Article: Finding Permission to Create Before God
Finding Permission to Create Before God
There is a particular loneliness that comes with trying to make art before God in a world that does not know what to do with either. Not the loud loneliness of rebellion, but the quiet uncertainty of asking, Is this pleasing to Him? For a long time, that question followed me like a shadow. I was creating—carefully, prayerfully—but without confidence. I did not doubt God’s goodness. I doubted whether my work had a place in His world.
I knew how easily art could drift into vanity, self-expression detached from truth, or beauty severed from obedience. And so I hesitated. I wondered whether the images I was making were faithful, or merely aesthetic; whether they honored the Creator, or subtly replaced Him. In that uncertainty, I found myself stalled—wanting to be faithful, but unsure how to move forward without betraying reverence.
It was during this season that The Thriving Christian Artist podcast quietly entered my life. Not as a manifesto, but as a companion. Episode by episode, it gave language to tensions I had been carrying alone—the call to create, the fear of presumption, the desire to steward gifts without idolizing them. The conversations did not offer shallow permission or easy answers. Instead, they returned again and again to first principles: calling, obedience, humility, and trust.
What struck me most was not technique or strategy, but posture. The podcast helped me see that creating before God is not about proving worth, securing approval, or earning legitimacy. It is about faithfulness—about offering what has been given, even when the path is unclear. In hearing other artists wrestle openly with doubt, discipline, and devotion, I began to realize that uncertainty itself is not a sign of disobedience. Often, it is the mark of sincerity.

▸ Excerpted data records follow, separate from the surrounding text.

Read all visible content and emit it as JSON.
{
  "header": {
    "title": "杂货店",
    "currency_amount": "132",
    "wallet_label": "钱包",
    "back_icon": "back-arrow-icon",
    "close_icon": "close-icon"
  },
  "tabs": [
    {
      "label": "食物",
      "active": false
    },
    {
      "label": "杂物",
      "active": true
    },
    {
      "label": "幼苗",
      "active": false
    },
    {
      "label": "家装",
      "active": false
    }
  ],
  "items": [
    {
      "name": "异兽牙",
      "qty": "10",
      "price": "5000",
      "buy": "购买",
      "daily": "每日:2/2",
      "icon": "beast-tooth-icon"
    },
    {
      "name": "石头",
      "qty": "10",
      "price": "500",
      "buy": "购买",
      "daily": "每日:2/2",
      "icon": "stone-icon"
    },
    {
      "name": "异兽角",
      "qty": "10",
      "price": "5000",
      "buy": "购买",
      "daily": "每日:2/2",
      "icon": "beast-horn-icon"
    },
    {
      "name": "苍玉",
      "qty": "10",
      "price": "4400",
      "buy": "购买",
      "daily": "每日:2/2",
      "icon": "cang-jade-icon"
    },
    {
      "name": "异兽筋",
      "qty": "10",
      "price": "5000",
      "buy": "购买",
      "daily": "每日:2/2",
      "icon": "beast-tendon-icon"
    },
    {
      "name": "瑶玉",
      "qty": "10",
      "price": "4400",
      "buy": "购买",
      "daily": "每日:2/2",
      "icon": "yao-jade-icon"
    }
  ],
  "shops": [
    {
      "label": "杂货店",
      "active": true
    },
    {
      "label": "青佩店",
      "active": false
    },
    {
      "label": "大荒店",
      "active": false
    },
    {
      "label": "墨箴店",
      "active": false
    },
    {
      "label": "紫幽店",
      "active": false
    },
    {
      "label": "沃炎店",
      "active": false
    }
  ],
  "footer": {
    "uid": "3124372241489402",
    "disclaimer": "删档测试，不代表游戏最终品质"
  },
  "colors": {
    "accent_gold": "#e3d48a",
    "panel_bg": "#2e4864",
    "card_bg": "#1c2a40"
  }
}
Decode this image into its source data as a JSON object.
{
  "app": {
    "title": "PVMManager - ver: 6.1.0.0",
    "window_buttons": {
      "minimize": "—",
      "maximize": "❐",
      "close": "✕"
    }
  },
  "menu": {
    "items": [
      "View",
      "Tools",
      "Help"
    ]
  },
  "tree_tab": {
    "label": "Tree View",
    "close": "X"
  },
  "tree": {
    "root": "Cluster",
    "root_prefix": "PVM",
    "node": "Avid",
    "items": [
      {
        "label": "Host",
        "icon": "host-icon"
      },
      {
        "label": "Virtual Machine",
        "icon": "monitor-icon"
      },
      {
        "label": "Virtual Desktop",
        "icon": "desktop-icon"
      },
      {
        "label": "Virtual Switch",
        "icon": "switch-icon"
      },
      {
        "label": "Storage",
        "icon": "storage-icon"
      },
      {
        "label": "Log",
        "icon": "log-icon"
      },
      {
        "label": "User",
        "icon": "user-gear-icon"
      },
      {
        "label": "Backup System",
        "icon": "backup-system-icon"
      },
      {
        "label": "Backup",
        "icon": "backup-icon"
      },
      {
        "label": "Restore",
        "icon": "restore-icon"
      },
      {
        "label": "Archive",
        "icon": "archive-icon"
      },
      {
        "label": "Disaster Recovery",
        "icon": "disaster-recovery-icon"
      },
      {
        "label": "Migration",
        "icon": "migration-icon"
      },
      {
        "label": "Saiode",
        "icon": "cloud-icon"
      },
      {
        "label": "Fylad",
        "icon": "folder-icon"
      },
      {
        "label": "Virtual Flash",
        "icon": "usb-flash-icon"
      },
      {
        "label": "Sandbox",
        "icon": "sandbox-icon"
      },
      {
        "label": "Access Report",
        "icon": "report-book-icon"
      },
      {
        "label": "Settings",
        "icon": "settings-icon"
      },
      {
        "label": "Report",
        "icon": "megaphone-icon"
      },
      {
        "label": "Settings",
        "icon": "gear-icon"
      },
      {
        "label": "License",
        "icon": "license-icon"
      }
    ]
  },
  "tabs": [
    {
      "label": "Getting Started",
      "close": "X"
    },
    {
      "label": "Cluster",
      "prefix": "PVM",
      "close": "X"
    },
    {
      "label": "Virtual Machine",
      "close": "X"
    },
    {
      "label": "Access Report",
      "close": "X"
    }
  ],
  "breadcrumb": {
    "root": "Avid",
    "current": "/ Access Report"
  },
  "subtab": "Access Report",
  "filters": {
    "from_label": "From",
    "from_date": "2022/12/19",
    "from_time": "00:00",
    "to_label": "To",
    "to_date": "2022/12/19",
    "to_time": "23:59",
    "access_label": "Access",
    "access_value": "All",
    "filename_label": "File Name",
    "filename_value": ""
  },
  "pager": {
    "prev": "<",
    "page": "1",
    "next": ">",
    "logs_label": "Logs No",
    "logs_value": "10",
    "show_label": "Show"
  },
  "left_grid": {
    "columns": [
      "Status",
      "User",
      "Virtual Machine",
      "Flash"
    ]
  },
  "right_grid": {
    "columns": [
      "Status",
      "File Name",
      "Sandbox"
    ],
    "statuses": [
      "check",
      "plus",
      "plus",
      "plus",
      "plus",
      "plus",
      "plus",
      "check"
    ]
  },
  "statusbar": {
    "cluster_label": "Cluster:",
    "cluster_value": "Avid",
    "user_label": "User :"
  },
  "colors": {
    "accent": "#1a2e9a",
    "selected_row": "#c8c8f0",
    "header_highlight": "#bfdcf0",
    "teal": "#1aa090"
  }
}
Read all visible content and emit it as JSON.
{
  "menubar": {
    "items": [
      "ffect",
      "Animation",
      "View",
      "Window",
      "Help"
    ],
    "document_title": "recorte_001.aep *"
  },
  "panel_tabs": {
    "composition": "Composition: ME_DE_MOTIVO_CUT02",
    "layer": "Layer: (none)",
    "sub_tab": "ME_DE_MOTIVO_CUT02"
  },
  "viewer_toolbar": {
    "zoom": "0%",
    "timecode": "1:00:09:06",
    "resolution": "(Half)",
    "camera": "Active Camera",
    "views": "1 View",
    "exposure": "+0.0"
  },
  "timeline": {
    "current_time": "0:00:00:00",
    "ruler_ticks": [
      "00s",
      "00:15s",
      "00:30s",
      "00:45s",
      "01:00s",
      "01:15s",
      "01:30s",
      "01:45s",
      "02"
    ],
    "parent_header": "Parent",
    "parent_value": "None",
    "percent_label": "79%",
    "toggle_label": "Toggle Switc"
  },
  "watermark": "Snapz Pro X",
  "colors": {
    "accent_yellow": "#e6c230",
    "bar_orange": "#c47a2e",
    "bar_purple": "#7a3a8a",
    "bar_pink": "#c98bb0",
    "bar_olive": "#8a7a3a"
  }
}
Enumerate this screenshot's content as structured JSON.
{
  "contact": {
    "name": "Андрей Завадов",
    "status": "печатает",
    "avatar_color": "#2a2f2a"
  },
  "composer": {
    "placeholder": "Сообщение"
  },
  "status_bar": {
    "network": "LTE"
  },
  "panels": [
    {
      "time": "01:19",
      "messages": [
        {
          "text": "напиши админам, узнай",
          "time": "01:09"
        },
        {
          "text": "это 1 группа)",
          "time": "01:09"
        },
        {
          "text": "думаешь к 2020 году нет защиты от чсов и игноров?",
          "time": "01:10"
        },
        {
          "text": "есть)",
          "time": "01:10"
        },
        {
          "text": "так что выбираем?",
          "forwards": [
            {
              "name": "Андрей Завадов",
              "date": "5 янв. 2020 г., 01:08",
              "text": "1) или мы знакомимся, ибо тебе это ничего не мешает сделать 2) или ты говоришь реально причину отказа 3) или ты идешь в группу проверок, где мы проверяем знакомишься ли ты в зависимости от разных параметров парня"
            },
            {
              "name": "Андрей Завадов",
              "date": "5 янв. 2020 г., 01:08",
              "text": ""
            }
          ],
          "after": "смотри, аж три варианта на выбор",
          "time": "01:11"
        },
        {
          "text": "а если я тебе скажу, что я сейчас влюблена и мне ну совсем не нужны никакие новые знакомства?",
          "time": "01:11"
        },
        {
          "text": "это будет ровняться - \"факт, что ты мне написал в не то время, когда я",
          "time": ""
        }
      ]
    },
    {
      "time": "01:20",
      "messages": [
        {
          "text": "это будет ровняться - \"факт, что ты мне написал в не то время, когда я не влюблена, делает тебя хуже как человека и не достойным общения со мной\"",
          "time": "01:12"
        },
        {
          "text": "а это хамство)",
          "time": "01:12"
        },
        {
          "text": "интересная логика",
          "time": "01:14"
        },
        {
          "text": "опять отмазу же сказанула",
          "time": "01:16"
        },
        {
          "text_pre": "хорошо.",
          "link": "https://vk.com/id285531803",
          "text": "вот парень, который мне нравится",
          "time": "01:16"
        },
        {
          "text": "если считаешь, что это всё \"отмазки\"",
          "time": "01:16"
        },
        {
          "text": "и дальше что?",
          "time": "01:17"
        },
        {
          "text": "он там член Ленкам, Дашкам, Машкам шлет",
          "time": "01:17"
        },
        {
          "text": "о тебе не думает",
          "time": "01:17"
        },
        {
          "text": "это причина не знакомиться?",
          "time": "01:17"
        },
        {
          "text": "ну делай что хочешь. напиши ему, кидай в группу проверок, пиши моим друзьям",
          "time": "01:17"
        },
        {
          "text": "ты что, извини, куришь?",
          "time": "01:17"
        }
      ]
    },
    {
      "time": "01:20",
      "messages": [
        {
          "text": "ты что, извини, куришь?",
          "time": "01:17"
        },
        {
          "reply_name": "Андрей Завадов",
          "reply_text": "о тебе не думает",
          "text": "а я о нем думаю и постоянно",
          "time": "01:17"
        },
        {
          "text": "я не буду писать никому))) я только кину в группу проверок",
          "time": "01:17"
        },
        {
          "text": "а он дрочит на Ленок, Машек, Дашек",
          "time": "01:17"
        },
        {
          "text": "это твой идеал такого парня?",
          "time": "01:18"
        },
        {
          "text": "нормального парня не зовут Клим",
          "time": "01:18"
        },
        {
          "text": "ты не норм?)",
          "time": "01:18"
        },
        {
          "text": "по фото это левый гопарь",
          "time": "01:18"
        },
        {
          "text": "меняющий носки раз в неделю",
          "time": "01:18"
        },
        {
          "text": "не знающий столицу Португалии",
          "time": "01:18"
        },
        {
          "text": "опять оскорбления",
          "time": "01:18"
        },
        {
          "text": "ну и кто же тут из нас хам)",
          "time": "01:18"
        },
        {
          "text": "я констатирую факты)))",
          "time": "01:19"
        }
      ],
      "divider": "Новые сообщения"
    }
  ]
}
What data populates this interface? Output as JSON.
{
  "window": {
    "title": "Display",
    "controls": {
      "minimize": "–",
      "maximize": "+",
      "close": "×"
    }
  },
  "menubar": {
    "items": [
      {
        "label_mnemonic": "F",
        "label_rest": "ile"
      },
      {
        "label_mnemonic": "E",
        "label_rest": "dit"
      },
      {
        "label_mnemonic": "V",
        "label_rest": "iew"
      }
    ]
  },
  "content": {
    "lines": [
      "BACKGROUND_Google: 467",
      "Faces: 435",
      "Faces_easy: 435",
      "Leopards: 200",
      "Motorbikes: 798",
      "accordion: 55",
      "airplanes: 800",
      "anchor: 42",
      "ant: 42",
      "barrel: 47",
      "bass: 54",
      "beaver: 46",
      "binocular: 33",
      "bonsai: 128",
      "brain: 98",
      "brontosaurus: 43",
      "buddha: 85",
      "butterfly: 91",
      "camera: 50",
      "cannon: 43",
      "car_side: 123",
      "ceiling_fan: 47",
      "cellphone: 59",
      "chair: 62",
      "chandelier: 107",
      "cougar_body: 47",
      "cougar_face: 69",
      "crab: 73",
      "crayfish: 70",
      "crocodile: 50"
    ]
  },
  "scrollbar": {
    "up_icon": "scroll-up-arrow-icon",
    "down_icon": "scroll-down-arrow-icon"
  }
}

For someone trying to find his way in the world—attempting to discern calling without mistaking it for self-will—this mattered more than I expected. I was learning that vocation is not something seized, but something received; not a platform to build, but a responsibility to steward. The podcast helped me loosen my grip on outcomes and return my attention to faithfulness itself. In doing so, it quietly reframed my understanding of success—not as visibility or affirmation, but as obedience carried out in trust, even when the road ahead remains partially hidden.
I am grateful for The Thriving Christian Artist because it did not push me toward ambition, but toward faithfulness. It did not tell me what to make, but helped me understand why I make at all. In a culture that often urges artists to anchor themselves in self-expression, it gently pointed me back to something sturdier: obedience, truth, and trust in the Giver of gifts.
For those who, like me, are walking the narrow path between reverence and creativity—wondering whether their work belongs before God—I cannot overstate how meaningful this guidance has been. You can find the podcast here:
Sometimes what we need most is not permission to create, but reassurance that faithfulness is enough. And that, quietly and patiently, is what the Thriving Christian Artist has offered me.